Os suplementos com proteína isolada da soja têm seus efeitos muito discutidos no meio científico. Alguns estudos mostraram que a soja auxilia na redução do colesterol e triglicérides, bem como no risco de doenças cardíacas e osteoporose, além de apressar a recuperação muscular após os treinos. "Esses dados, no entanto, não são conclusivos ainda", diz Glauce Lamoglie. Além disso, sabe-se que a proteína da soja é de difícil digestão, compromete a absorção de aminoácidos e pode prejudicar a produção de certas substâncias pelo organismo, como os neurotransmissores, causando desde flatulência e cefaléia até depressão, fibromialgia e crises de ansiedade, avisa Alexandre Feldman, clínico geral e membro da American Headache Society. Esses efeitos nocivos não ocorrem com produtos fermentados de soja, como, por exemplo, o missô.

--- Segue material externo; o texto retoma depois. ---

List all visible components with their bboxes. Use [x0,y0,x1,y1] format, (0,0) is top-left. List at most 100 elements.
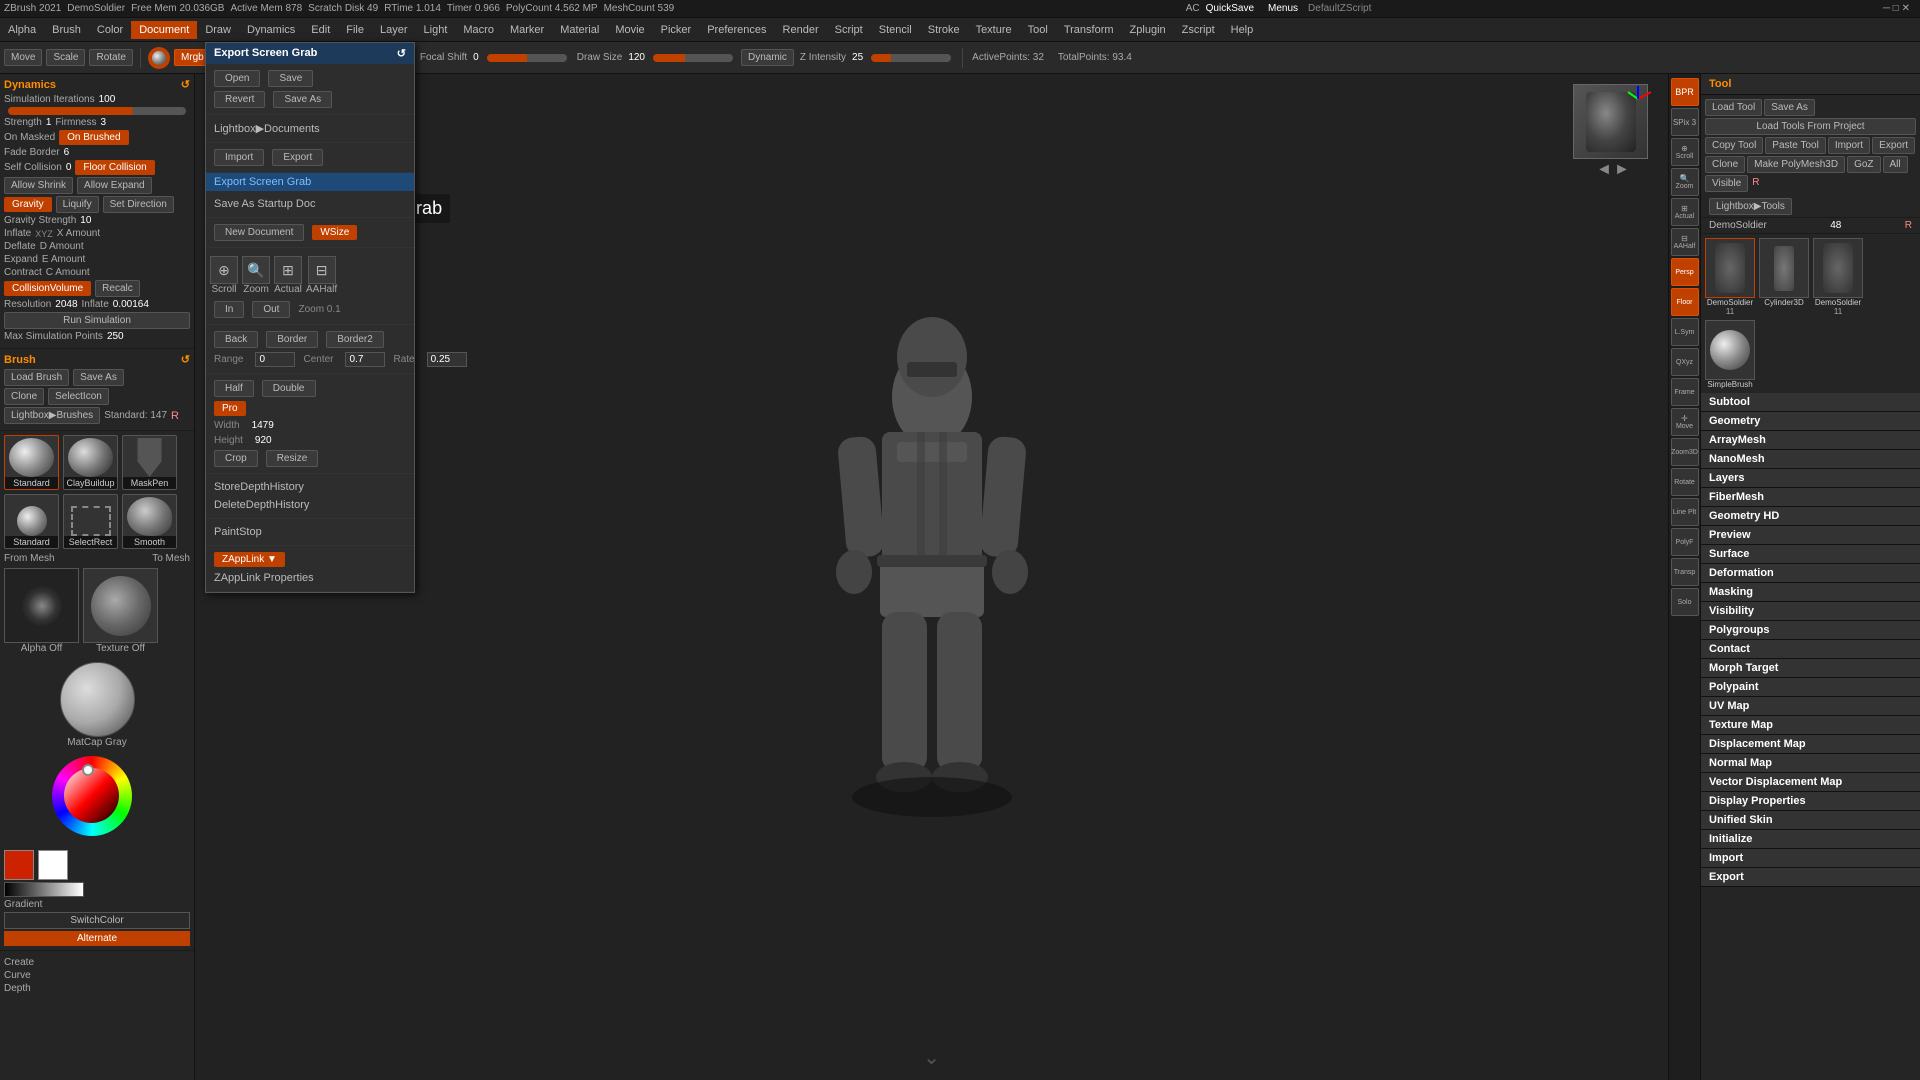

Estudos mostram que a complementação com HMB (beta-hidroxi-beta-metilbutirato) ajuda a preservar o estoque de aminoácidos e retém nitrogênio no músculo, contribuindo para o ganho de massa magra, a queima de gordura e o aumento da recuperação pós-exercícios. Mas ainda faltam mais estudos que comprovem essa eficácia. "Alguns resultados indicam que a suplementação com dose de 1,5 g a 3 g/dia de HMB pode incrementar o ganho de massa magra em jovens antes destreinados", explica a nutricionista Camila Prospero. De acordo com ela, até o momento não se constatou efeito adverso dessa suplementação por sete semanas, mas outros estudos devem ser realizados em humanos para definir dosagens, tempo de uso e benefícios.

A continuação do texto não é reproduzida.